Le gouvernement, pris en tenaille entre la croissance atone et la nécessité de ne pas trop se relâcher sur la réduction des déficits, est à la recherche du moindre euro d'économies, ce qui ne va pas sans créer des tensions avec certains ministères.
Les lettres de cadrage budgétaire aux différents ministres, fixant les principales orientations en matière de dépenses pour 2014, vont être envoyées "d'ici 15 jours", a indiqué lundi une source gouvernementale, soit au moins quatre semaines plus tôt que d'habitude.
L'entourage du ministre délégué au Budget, Jérôme Cahuzac, s'attend à des discussions "plus dures que jamais", selon les termes du Figaro lundi.
Le ministre de l'Economie et des Finances, Pierre Moscovici, a voulu donner le "la" en affirmant sur RTL que, sur les trois leviers possibles pour réduire les déficits (croissance, baisse des dépenses, pression fiscale), la "réduction des dépenses doit être privilégiée".
Une cure qui se fera notamment dans le cadre de la "modernisation de l'action publique", mise en place par Matignon, a-t-il rappelé.
Mais dans le même temps, la ministre du Logement, Cécile Duflot, plaidait sur France Info pour "un devoir d'investissement". Signe des tensions à venir, elle avait argué dès dimanche que son "ministère" participait "à l'effort collectif, bien plus que d'autres en ce qui concerne les effectifs".
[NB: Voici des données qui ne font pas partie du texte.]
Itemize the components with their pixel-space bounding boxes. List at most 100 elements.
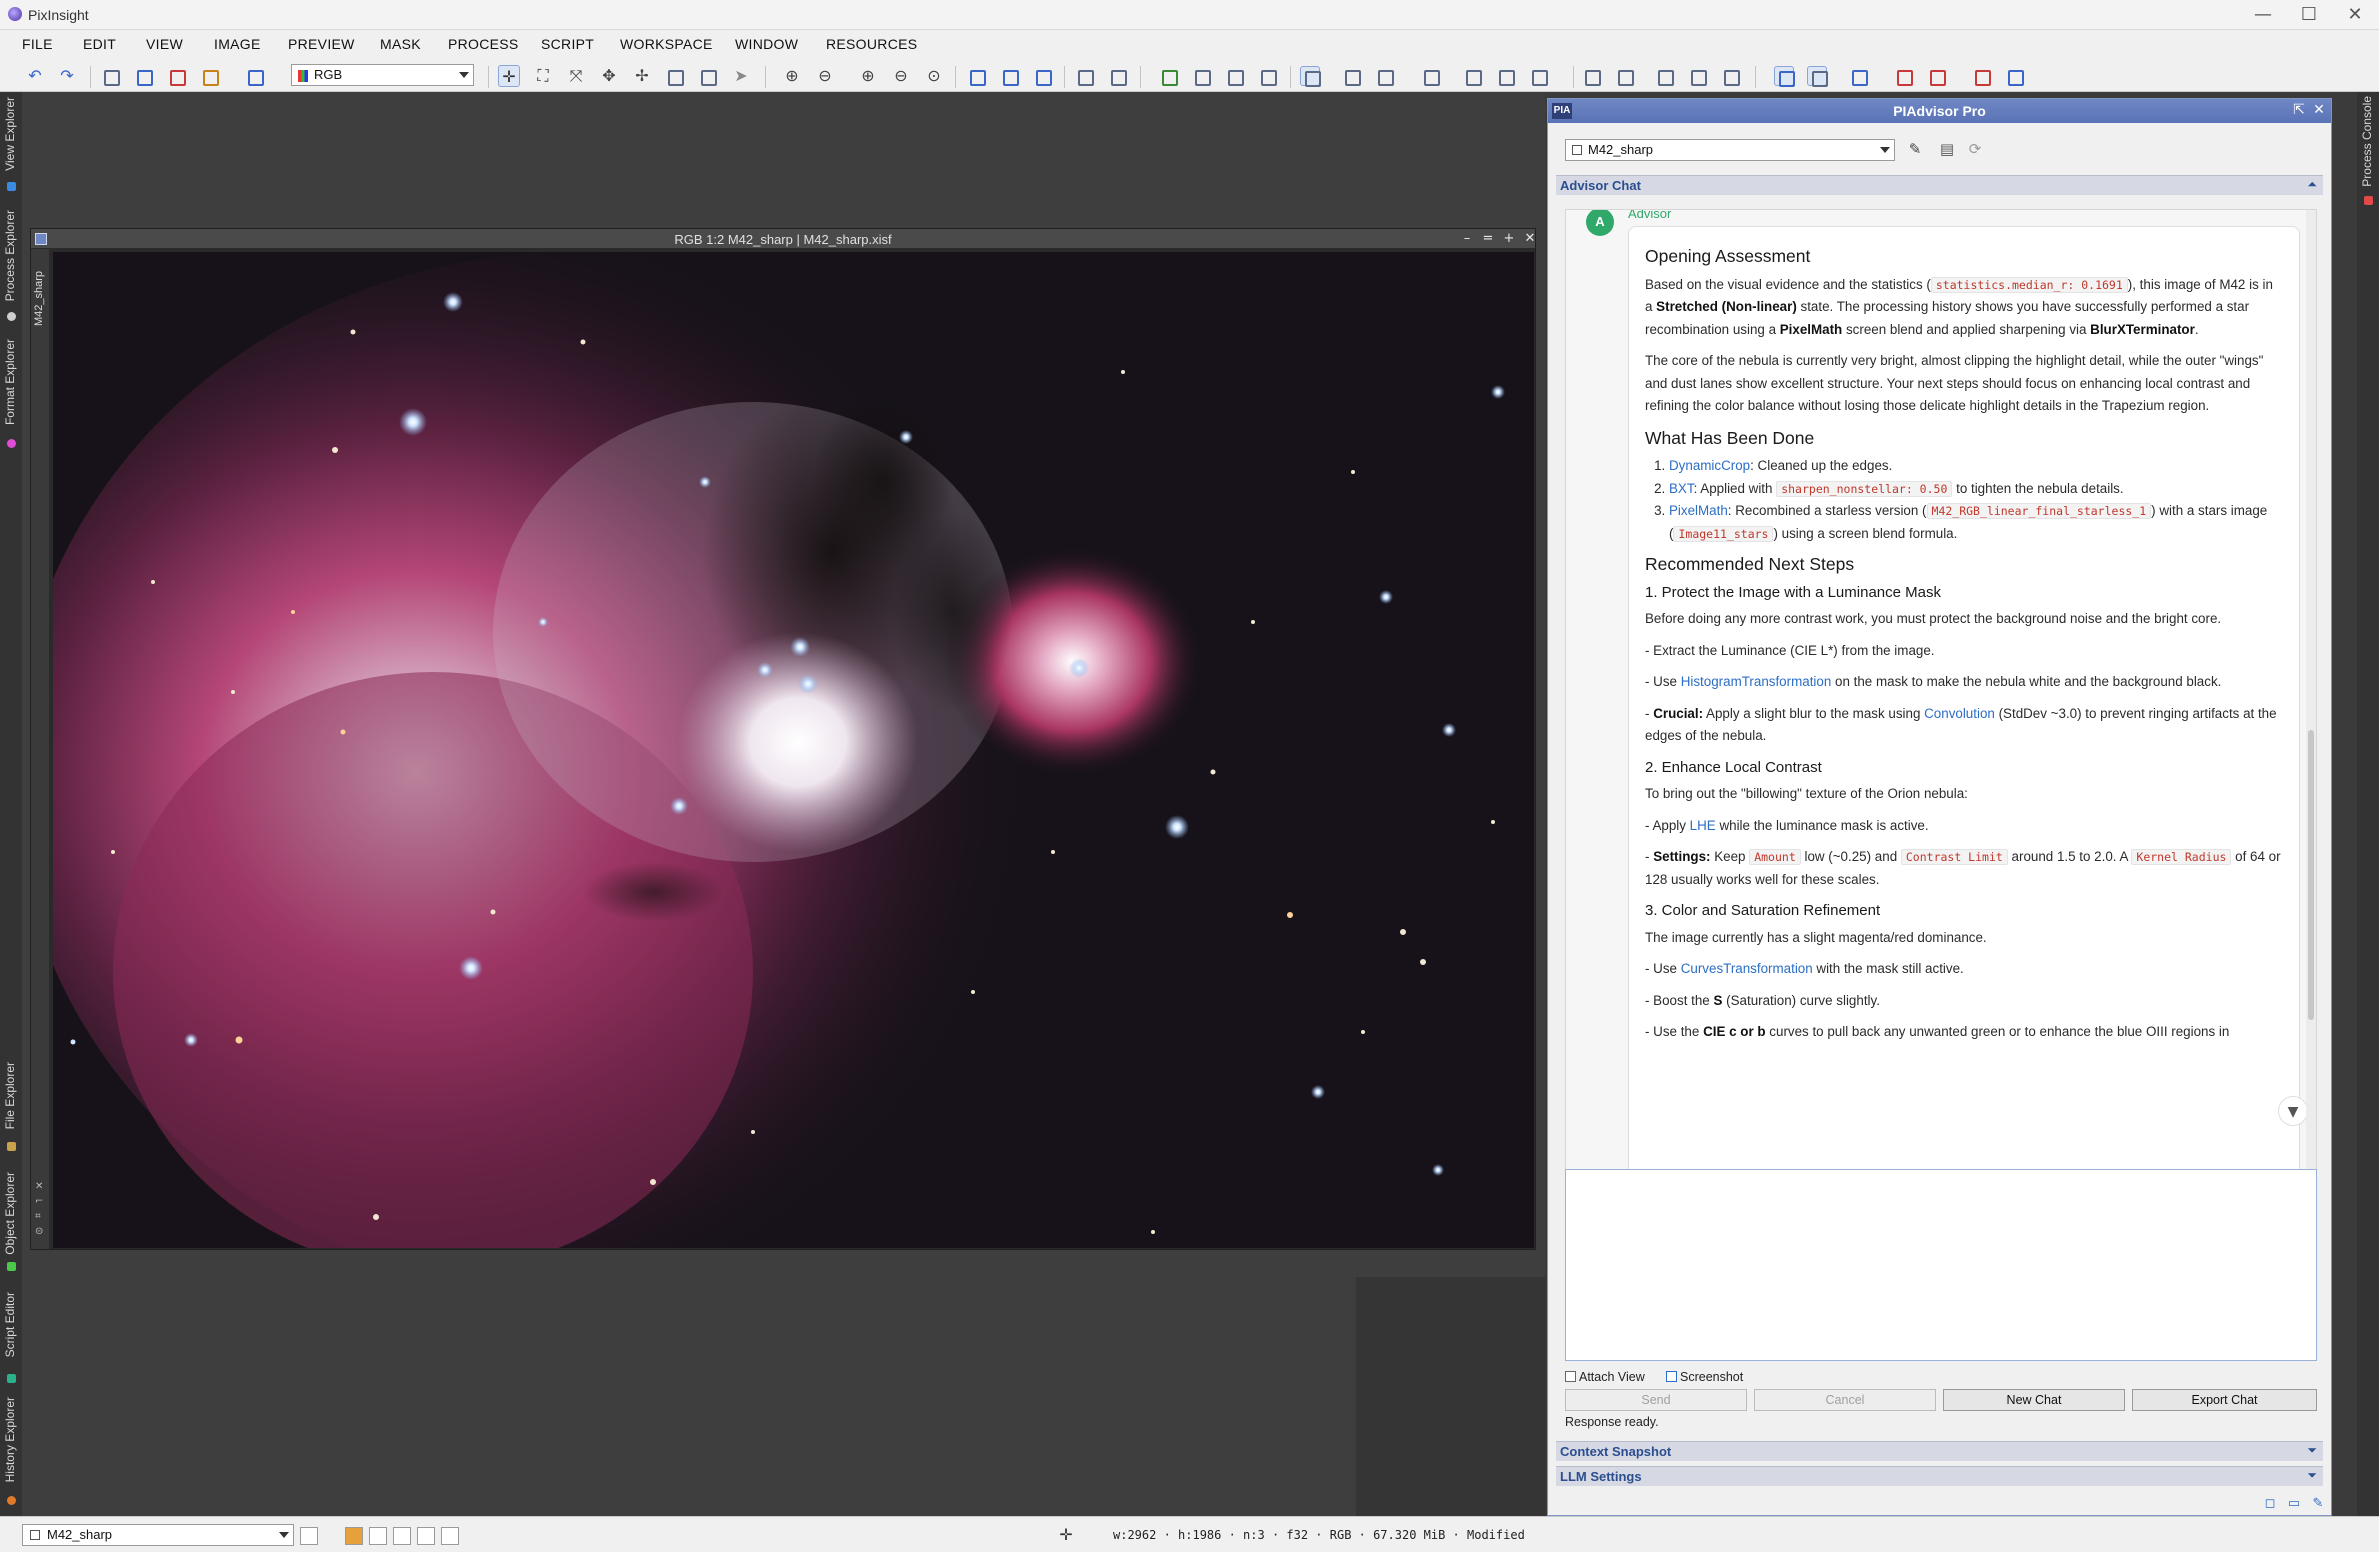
tab-history-explorer[interactable]: History Explorer <box>3 1397 17 1482</box>
channel-b-icon[interactable] <box>417 1527 435 1545</box>
menu-process[interactable]: PROCESS <box>448 36 519 52</box>
stf-clone-icon[interactable] <box>1495 66 1515 86</box>
layout-alt-icon[interactable] <box>1614 66 1634 86</box>
undo-icon[interactable]: ↶ <box>24 65 46 87</box>
channel-icon[interactable] <box>1074 66 1094 86</box>
monitor-alt-icon[interactable] <box>1848 66 1868 86</box>
zoom-1-1-icon[interactable]: ⊕ <box>857 65 879 87</box>
mask-enable-icon[interactable] <box>1191 66 1211 86</box>
panel-float-icon[interactable]: ⇱ <box>2291 102 2307 120</box>
zoom-window-icon[interactable]: ⊙ <box>923 65 945 87</box>
refresh-icon[interactable]: ⟳ <box>1964 138 1986 160</box>
nebula-image[interactable] <box>53 252 1534 1248</box>
edit-preview-icon[interactable] <box>697 66 717 86</box>
image-maximize-icon[interactable]: + <box>1501 231 1517 247</box>
save-file-icon[interactable] <box>166 66 186 86</box>
fit-view-icon[interactable]: ⛶ <box>532 65 554 87</box>
readout-mode-icon[interactable]: ✛ <box>498 65 520 87</box>
mask-show-icon[interactable] <box>1158 66 1178 86</box>
redo-icon[interactable]: ↷ <box>56 65 78 87</box>
section-llm-settings[interactable]: LLM Settings ⏷ <box>1556 1466 2323 1486</box>
chat-scrollbar[interactable] <box>2306 210 2316 1170</box>
screen-settings-icon[interactable] <box>2004 66 2024 86</box>
arrange-icon[interactable] <box>1720 66 1740 86</box>
tab-object-explorer[interactable]: Object Explorer <box>3 1172 17 1255</box>
image-minimize-icon[interactable]: – <box>1459 231 1475 247</box>
cascade-icon[interactable] <box>1687 66 1707 86</box>
move-icon[interactable]: ✢ <box>631 65 653 87</box>
menu-resources[interactable]: RESOURCES <box>826 36 917 52</box>
stf-delete-icon[interactable] <box>1528 66 1548 86</box>
document-icon[interactable]: ▭ <box>2286 1496 2302 1512</box>
image-close-icon[interactable]: ✕ <box>1522 231 1538 247</box>
stf-reset-icon[interactable] <box>1374 66 1394 86</box>
side-tools-icon[interactable]: ✕ ⌐ ⌗ ⊝ <box>35 1179 43 1239</box>
mask-remove-icon[interactable] <box>1257 66 1277 86</box>
tile-icon[interactable] <box>1654 66 1674 86</box>
tab-process-explorer[interactable]: Process Explorer <box>3 210 17 301</box>
link-pixelmath[interactable]: PixelMath <box>1669 503 1728 518</box>
section-context-snapshot[interactable]: Context Snapshot ⏷ <box>1556 1441 2323 1461</box>
open-file-icon[interactable] <box>133 66 153 86</box>
scrollbar-thumb[interactable] <box>2308 730 2314 1020</box>
wrench-icon[interactable]: ✎ <box>2310 1496 2326 1512</box>
link-histogramtransformation[interactable]: HistogramTransformation <box>1681 674 1832 689</box>
pin-icon[interactable]: ✎ <box>1904 138 1926 160</box>
pan-mode-icon[interactable]: ✥ <box>598 65 620 87</box>
cursor-icon[interactable]: ➤ <box>730 65 752 87</box>
layout-icon[interactable] <box>1581 66 1601 86</box>
menu-view[interactable]: VIEW <box>146 36 183 52</box>
menu-preview[interactable]: PREVIEW <box>288 36 355 52</box>
link-convolution[interactable]: Convolution <box>1924 706 1995 721</box>
link-bxt[interactable]: BXT <box>1669 481 1694 496</box>
screen-red-alt-icon[interactable] <box>1926 66 1946 86</box>
section-advisor-chat[interactable]: Advisor Chat ⏶ <box>1556 175 2323 195</box>
tab-view-explorer[interactable]: View Explorer <box>3 97 17 171</box>
screen-capture-icon[interactable] <box>1971 66 1991 86</box>
stf-auto-icon[interactable] <box>1341 66 1361 86</box>
screenshot-checkbox[interactable]: Screenshot <box>1666 1370 1743 1384</box>
attach-view-checkbox[interactable]: Attach View <box>1565 1370 1645 1384</box>
stf-link-icon[interactable] <box>1420 66 1440 86</box>
close-window-button[interactable]: ✕ <box>2332 0 2378 30</box>
stf-24bit-icon[interactable] <box>1462 66 1482 86</box>
channel-swatch-icon[interactable] <box>345 1527 363 1545</box>
monitor-split-icon[interactable] <box>1807 66 1828 87</box>
message-input[interactable] <box>1565 1169 2317 1361</box>
chat-history[interactable]: A Advisor Opening Assessment Based on th… <box>1565 209 2317 1171</box>
process-icon[interactable] <box>244 66 264 86</box>
panel-close-icon[interactable]: ✕ <box>2311 102 2327 120</box>
new-chat-button[interactable]: New Chat <box>1943 1389 2125 1411</box>
channel-r-icon[interactable] <box>369 1527 387 1545</box>
image-window-titlebar[interactable]: RGB 1:2 M42_sharp | M42_sharp.xisf – = +… <box>31 229 1535 249</box>
menu-image[interactable]: IMAGE <box>214 36 261 52</box>
menu-window[interactable]: WINDOW <box>735 36 798 52</box>
export-chat-button[interactable]: Export Chat <box>2132 1389 2317 1411</box>
screen-red-icon[interactable] <box>1893 66 1913 86</box>
menu-script[interactable]: SCRIPT <box>541 36 594 52</box>
new-image-icon[interactable] <box>100 66 120 86</box>
snapshot-icon[interactable]: ▤ <box>1936 138 1958 160</box>
tab-format-explorer[interactable]: Format Explorer <box>3 339 17 425</box>
minimize-button[interactable]: — <box>2240 0 2286 30</box>
tab-file-explorer[interactable]: File Explorer <box>3 1062 17 1129</box>
preview-new-icon[interactable] <box>966 66 986 86</box>
menu-mask[interactable]: MASK <box>380 36 421 52</box>
zoom-reset-icon[interactable]: ⊖ <box>890 65 912 87</box>
scroll-down-icon[interactable]: ▼ <box>2278 1096 2308 1126</box>
menu-workspace[interactable]: WORKSPACE <box>620 36 713 52</box>
menu-edit[interactable]: EDIT <box>83 36 116 52</box>
link-curvestransformation[interactable]: CurvesTransformation <box>1681 961 1813 976</box>
send-button[interactable]: Send <box>1565 1389 1747 1411</box>
view-select-status[interactable]: M42_sharp <box>22 1524 294 1546</box>
preview-select-icon[interactable] <box>999 66 1019 86</box>
channel-l-icon[interactable] <box>441 1527 459 1545</box>
cancel-button[interactable]: Cancel <box>1754 1389 1936 1411</box>
image-window[interactable]: RGB 1:2 M42_sharp | M42_sharp.xisf – = +… <box>30 228 1536 1250</box>
tab-process-console[interactable]: Process Console <box>2360 96 2374 187</box>
new-instance-icon[interactable]: ◻ <box>2262 1496 2278 1512</box>
view-mode-icon[interactable] <box>300 1527 318 1545</box>
channel-alt-icon[interactable] <box>1107 66 1127 86</box>
zoom-out-icon[interactable]: ⊖ <box>814 65 836 87</box>
stf-icon[interactable] <box>1300 66 1321 87</box>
Sa collègue de l'Ecologie, Delphine Batho, affirmait de son côté qu'on était "au maximum de ce qu'on peut faire en terme d'économie et de réduction des dépenses".
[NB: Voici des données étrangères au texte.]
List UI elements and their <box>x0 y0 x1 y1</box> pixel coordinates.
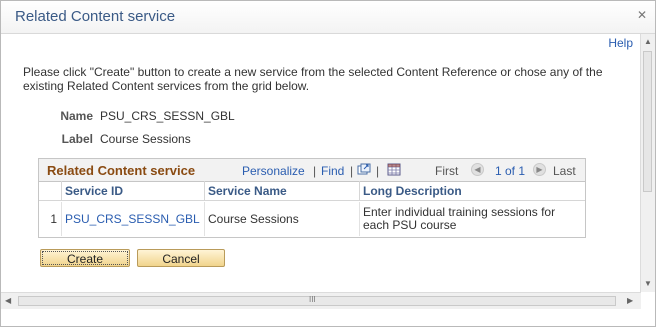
name-value: PSU_CRS_SESSN_GBL <box>100 109 235 123</box>
service-id-link[interactable]: PSU_CRS_SESSN_GBL <box>62 202 205 236</box>
grid-title: Related Content service <box>47 163 196 178</box>
dialog-content: Help Please click "Create" button to cre… <box>1 34 641 291</box>
create-button[interactable]: Create <box>40 249 130 267</box>
vertical-scrollbar[interactable]: ▲ ▼ <box>640 34 655 292</box>
horizontal-scrollbar[interactable]: ◀ III ▶ <box>1 292 641 309</box>
separator: | <box>313 164 317 178</box>
spreadsheet-icon[interactable] <box>387 163 401 176</box>
previous-arrow-icon[interactable]: ◀ <box>471 163 484 176</box>
label-label: Label <box>61 132 93 146</box>
scroll-right-arrow-icon[interactable]: ▶ <box>627 296 633 305</box>
grid-header-bar: Related Content service Personalize | Fi… <box>39 159 585 182</box>
instructions-text: Please click "Create" button to create a… <box>23 65 603 93</box>
close-icon[interactable]: ✕ <box>636 9 648 21</box>
label-value: Course Sessions <box>100 132 191 146</box>
column-header-service-id[interactable]: Service ID <box>62 181 205 201</box>
cancel-button[interactable]: Cancel <box>137 249 225 267</box>
column-header-service-name[interactable]: Service Name <box>205 181 360 201</box>
column-header-row-num <box>39 181 62 201</box>
separator: | <box>350 164 354 178</box>
name-label: Name <box>60 109 93 123</box>
page-range: 1 of 1 <box>495 164 526 178</box>
scroll-down-arrow-icon[interactable]: ▼ <box>644 279 652 288</box>
dialog-titlebar[interactable]: Related Content service ✕ <box>1 1 655 34</box>
new-window-icon[interactable] <box>357 163 371 176</box>
last-page-label: Last <box>553 164 576 178</box>
vertical-scroll-thumb[interactable] <box>643 51 652 192</box>
dialog-title: Related Content service <box>15 8 176 25</box>
scroll-grip-icon: III <box>309 295 316 304</box>
scroll-up-arrow-icon[interactable]: ▲ <box>644 37 652 46</box>
column-header-long-description[interactable]: Long Description <box>360 181 585 201</box>
service-name-cell: Course Sessions <box>205 202 360 236</box>
find-link[interactable]: Find <box>321 164 344 178</box>
help-link[interactable]: Help <box>608 36 633 50</box>
long-description-cell: Enter individual training sessions for e… <box>363 205 556 232</box>
row-number: 1 <box>39 202 62 236</box>
personalize-link[interactable]: Personalize <box>242 164 305 178</box>
related-content-grid: Related Content service Personalize | Fi… <box>38 158 586 238</box>
related-content-dialog: Related Content service ✕ Help Please cl… <box>0 0 656 327</box>
scroll-left-arrow-icon[interactable]: ◀ <box>5 296 11 305</box>
first-page-label: First <box>435 164 459 178</box>
next-arrow-icon[interactable]: ▶ <box>533 163 546 176</box>
horizontal-scroll-thumb[interactable]: III <box>18 295 616 306</box>
separator: | <box>376 164 380 178</box>
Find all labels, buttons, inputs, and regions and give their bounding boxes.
Les discussions pourraient aussi être rudes, comme elles l'ont été lors de la préparation du budget 2013, avec la ministre de la Culture, Aurélie Filippetti.
Le gouvernement s'est déjà engagé à faire 10 milliards d'euros d'économies par an sur la dépense publique pendant cinq ans pour réduire les déficits.
Il a prévu aussi 10 milliards d'économies annuelles pour financer une partie des crédits d'impôts accordés aux entreprises afin de relancer leur compétitivité, avec une montée en charge sur deux ans en 2014 et 2015.
Début janvier, Jérôme Cahuzac avait annoncé que la réserve de précaution du budget pour 2013 serait majorée de 2 milliards d'euros pour financer un éventuel surcoût des politiques gouvernementales en faveur de l'emploi. Cette somme serait financée par de nouvelles économies au sein des différents ministères, avait-il précisé.
Le 12 février, le gouvernement a annoncé que les dotations aux collectivités locales baisseraient de 1,5 milliard d'euros en 2014 et d'autant en 2015, soit deux fois plus qu'initialement prévu.
Selon Les Echos, il va falloir trouver 4 à 5 milliards d'économies supplémentaires l'an prochain, un chiffre non confirmé par Bercy.
Le tabou est à présent levé sur l'objectif de croissance de 0,8% du gouvernement cette année, le président François Hollande ayant laissé entendre le 12 février qu'il n'excluait pas un ajustement "dans les prochains jours".
Une croissance atone a un impact mécanique sur un autre objectif, celui d'un déficit public réduit à 3% du PIB fin 2013, au lieu de 4,5% fin 2012. Elle est en effet synonyme de recettes fiscales ralenties, de PIB moins élevé que prévu et donc de déficit gonflé en comparaison.
Le gouvernement a admis qu'il n'atteindrait pas ce deuxième objectif à la date prévue. Le G20, qui a lâché un peu de lest sur la rigueur budgétaire lors de sa réunion de samedi à Moscou, va "permettre de ne pas ajouter l'austérité à la récession", avait déclaré samedi M. Moscovici.
L'exécutif avait promis la stabilité fiscale dès 2014. Va-t-il devoir à présent augmenter les impôts? "Nous ne souhaitons pas, pour l'essentiel, que ce soient les recettes qui soient appelées, parce qu'en effet, il y a une pression fiscale forte dans ce pays", a déclaré lundi M. Moscovici. "Pour l'essentiel", a-t-il néanmoins répété.